An overview of techniques for dealing with large numbers of independent variables in epidemiologic studies.
Résumé
Many studies of health and production problems in livestock involve the simultaneous evaluation of large numbers of risk factors. These analyses may be complicated by a number of problems including: multicollinearity (which arises because many of the risk factors may be related (correlated) to each other), confounding, interaction, problems related to sample size (and hence the power of the study), and the fact that many associations are evaluated from a single dataset. This paper focuses primarily on the problem of multicollinearity and discusses a number of techniques for dealing with this problem.
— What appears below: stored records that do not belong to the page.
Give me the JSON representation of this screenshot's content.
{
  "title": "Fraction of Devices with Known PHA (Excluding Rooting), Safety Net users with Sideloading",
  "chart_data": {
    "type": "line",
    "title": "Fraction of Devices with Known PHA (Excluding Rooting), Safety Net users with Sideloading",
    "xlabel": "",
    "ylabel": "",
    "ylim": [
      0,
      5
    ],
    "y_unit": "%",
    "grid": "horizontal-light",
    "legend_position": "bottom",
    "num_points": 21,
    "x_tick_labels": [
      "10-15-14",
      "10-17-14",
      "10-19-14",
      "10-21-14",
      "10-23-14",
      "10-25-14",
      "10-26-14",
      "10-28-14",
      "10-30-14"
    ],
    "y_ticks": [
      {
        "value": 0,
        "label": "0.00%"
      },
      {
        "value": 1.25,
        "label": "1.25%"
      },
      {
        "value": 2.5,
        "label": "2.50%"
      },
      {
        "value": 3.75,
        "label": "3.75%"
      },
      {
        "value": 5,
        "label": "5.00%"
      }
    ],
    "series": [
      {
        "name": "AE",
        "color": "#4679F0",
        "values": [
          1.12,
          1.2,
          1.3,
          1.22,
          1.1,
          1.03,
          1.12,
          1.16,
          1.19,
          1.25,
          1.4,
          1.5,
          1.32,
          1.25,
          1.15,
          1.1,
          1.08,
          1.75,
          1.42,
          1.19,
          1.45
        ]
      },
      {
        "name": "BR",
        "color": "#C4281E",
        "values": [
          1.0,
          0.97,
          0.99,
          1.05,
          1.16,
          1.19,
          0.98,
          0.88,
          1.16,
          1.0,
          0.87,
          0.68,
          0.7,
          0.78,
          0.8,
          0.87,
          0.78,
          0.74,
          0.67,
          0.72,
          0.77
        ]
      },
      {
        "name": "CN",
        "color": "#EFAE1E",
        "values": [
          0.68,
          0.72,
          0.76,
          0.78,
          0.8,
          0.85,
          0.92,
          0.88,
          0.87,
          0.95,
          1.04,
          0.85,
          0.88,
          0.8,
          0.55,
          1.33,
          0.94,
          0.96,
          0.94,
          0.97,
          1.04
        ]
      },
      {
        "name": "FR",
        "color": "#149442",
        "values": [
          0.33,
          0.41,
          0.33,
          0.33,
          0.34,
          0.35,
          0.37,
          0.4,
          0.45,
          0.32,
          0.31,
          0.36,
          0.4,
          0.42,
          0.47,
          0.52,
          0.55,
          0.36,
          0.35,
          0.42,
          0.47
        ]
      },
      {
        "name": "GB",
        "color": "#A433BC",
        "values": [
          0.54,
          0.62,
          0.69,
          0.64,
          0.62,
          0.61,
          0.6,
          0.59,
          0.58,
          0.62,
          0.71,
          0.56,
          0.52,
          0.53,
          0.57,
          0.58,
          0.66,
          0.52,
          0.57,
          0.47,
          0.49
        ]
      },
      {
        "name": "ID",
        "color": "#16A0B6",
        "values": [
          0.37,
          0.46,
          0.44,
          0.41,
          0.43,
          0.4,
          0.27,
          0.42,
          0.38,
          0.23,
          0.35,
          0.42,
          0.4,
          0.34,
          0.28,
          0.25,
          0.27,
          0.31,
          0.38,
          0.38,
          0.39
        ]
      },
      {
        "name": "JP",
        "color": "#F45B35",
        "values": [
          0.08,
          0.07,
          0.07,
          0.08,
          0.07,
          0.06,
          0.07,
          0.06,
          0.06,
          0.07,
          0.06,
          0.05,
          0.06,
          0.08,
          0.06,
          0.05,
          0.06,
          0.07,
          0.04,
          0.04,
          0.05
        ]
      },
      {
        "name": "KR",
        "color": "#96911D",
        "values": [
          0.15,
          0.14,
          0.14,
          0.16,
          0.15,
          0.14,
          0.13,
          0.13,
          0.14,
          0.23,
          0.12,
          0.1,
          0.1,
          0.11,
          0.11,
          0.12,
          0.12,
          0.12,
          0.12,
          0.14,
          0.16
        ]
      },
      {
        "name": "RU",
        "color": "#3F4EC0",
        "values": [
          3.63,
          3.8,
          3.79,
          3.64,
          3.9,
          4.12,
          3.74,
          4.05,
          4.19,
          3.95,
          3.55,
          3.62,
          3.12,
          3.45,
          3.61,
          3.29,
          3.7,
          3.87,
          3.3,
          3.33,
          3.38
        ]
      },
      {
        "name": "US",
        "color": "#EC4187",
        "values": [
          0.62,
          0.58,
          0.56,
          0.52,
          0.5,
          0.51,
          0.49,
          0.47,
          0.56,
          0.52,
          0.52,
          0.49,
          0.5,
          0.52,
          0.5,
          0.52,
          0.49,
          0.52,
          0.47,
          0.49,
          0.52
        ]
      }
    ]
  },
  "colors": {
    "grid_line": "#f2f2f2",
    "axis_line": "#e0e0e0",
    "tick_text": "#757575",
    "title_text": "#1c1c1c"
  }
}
However, some of the techniques discussed may also help to deal with the other problems identified above. The first general approach to dealing with multicollinearity involves reducing the number of independent variables prior to investigating associations with the disease. Techniques to accomplish this include: (1) excluding variables after screening for associations among independent variables; (2) creating indices or scores which combine data from multiple factors into a single variable; (3) creating a smaller set of independent variables through the use of multivariable techniques such as principal components analysis or factor analysis. The second general approach is to use appropriate steps and statistical techniques to investigate associations between the independent variables and the dependent variable. A preliminary screening of these associations may be performed using simple statistical tests. Subsequently, multivariable techniques such as linear or logistic regression or correspondence analysis can be used to identify important associations. The strengths and limitations of these techniques are discussed and the techniques are demonstrated using a dataset from a recent study of risk factors for pneumonia in swine. Emphasis is placed on comparing correspondence analysis with other techniques as it has been used less in the epidemiology literature.